The two entered, removing their shoes and donning the pairs of guest
slippers Kasumi always had available.
"It's a pleasure, Kasumi-sama," Mikado said in his smoothest
voice. He strode up to her, giving a deep bow. "Your home's beauty
is surpassed only by your own."
"Why thank you," Kasumi replied with a smile. "Would you like
some tea?"
"No, thank you, Kasumi," Ryoga replied. "Is Ranma in?"
"No, he isn't," she answered. "He left a few hours ago. He
seemed so upset."
"Oh," Ryoga asked, concerned. "What about?"
"He just got pissed off because I told him to get his act
together," came Akane's voice from the next room. She wore rather
tight-fitting blue jeans and a white T-shirt. Her short bob of hair
shone from the recent washing she gave it. Ryoga's eyes passed over
her a couple of times.
"No, people have told him worse than that, and he just brushed
them off," Ryoga said. "It's gotta be something else."
"Well," Akane replied, "He kinda spaced out after he mentioned
someone named Ranko..." Akane trailed off at the sight of Ryoga's
suddenly pale face. "What?"
"Oh, damn," he whispered. "I gotta find him!" Ryoga turned and
charged off, in completely the wrong directuion.
"Mr. Hibiki!" Kasumi exclaimed, "where are you going?"

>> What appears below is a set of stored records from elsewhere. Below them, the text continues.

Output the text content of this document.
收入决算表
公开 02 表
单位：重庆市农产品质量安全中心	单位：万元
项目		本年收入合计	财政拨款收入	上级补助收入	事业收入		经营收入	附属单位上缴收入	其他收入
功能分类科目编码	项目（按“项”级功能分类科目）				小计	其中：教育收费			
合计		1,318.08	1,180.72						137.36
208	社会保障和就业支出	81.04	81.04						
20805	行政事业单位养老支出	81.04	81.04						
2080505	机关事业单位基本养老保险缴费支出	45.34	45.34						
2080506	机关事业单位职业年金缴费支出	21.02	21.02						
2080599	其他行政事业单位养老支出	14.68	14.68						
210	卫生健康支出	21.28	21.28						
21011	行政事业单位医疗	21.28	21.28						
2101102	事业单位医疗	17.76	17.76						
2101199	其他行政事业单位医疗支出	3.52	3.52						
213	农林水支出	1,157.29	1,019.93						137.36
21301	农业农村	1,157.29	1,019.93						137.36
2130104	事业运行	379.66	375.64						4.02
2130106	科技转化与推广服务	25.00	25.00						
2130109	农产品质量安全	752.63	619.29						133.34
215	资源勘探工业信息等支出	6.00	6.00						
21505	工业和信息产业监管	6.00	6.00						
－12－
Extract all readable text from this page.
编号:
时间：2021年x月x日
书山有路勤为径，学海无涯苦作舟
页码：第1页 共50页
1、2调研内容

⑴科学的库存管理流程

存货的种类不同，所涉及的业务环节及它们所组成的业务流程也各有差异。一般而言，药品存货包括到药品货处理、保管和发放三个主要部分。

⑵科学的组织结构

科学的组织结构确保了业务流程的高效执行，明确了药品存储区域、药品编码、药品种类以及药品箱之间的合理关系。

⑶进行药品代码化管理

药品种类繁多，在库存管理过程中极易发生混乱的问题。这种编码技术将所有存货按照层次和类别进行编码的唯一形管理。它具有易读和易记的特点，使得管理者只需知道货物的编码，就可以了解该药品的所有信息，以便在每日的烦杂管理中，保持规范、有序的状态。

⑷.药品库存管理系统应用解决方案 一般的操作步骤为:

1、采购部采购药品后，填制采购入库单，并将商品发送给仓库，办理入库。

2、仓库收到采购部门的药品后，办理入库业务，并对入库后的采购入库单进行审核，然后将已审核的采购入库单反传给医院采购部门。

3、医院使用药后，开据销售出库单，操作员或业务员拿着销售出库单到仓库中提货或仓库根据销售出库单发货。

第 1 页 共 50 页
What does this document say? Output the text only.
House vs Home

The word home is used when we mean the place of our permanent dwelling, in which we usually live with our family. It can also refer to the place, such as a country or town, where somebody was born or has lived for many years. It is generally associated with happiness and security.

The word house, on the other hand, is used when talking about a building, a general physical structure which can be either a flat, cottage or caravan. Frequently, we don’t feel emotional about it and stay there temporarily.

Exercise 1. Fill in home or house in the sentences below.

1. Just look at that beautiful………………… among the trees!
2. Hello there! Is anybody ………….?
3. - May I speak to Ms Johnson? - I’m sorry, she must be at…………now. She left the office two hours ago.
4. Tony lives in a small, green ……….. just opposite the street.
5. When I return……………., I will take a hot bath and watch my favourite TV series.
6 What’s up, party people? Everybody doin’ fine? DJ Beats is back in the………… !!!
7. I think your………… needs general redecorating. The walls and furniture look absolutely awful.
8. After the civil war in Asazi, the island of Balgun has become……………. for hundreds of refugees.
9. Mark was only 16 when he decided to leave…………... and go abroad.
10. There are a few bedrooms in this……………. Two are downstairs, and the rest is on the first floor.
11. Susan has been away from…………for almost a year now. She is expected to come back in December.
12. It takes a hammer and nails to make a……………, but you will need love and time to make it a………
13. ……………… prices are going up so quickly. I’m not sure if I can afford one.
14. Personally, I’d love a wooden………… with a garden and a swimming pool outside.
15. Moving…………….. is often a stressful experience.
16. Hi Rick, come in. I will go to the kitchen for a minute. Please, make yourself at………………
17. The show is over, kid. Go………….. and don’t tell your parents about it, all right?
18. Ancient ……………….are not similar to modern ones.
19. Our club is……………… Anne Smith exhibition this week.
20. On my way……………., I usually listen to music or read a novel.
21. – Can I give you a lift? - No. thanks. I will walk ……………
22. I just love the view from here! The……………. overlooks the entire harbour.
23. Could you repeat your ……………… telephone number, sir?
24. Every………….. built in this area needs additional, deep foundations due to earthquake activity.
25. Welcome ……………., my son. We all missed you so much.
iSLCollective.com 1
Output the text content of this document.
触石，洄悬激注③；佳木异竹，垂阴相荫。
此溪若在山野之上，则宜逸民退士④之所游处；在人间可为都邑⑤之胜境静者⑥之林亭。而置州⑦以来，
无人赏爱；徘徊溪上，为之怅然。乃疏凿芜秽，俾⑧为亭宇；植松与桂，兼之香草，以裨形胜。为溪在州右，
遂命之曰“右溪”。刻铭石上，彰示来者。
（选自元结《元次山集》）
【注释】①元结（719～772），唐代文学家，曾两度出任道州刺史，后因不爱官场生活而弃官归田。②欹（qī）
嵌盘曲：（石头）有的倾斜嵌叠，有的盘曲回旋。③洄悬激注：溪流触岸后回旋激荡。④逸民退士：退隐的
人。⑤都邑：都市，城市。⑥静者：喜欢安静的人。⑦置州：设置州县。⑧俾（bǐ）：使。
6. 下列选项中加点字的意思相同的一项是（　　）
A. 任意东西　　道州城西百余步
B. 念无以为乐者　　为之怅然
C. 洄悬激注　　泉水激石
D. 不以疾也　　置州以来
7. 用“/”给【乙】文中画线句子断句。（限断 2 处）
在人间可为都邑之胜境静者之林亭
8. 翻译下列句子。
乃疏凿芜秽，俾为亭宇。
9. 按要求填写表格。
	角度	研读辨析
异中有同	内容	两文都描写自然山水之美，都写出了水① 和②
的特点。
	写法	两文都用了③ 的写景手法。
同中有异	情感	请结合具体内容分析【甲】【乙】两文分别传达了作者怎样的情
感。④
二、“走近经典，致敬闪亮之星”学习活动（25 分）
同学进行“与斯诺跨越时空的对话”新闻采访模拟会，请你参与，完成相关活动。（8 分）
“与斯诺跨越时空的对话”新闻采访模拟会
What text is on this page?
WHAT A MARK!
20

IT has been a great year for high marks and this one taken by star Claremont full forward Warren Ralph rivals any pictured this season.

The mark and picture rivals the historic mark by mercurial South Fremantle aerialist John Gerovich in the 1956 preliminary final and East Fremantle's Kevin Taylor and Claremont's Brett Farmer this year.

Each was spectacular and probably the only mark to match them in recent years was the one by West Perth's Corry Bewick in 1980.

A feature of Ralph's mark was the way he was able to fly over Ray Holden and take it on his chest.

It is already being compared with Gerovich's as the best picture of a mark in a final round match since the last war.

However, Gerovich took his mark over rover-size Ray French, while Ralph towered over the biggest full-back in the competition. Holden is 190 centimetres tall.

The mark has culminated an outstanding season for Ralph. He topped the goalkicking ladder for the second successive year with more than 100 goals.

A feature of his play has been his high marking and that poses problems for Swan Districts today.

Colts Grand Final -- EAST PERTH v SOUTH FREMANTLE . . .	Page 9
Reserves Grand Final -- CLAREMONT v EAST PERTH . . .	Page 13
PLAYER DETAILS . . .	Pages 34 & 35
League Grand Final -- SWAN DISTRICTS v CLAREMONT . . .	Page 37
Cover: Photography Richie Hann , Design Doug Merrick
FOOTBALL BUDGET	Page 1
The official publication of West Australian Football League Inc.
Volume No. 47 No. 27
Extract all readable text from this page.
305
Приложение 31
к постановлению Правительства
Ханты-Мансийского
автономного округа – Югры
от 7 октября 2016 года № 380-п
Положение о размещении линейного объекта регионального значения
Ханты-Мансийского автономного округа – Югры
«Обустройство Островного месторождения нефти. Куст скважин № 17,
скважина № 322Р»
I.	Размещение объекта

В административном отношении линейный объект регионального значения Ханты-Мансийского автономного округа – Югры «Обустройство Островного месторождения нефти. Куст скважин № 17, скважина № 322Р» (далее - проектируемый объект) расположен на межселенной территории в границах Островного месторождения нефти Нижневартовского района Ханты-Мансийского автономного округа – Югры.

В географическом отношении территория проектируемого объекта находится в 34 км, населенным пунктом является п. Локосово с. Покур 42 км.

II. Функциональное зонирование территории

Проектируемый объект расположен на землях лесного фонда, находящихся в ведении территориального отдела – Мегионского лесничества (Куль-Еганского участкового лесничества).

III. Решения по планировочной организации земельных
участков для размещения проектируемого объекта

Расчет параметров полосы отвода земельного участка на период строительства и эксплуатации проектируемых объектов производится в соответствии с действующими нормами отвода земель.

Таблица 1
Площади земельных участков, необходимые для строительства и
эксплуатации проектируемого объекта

"To find that damned idiot," Ryoga replied.
"But the front door's that way," she said, pointing in the
direction opposite of the one in which he was moving. Ryoga stopped
cold and turned, a furious blush coloring his face. Too embarrassed
to say anything, he just walked back in the direction Kasumi was
still pointing.
"Who's Ranko," Akane asked.
"C'mon, I'll tell you on the way," Ryoga replied.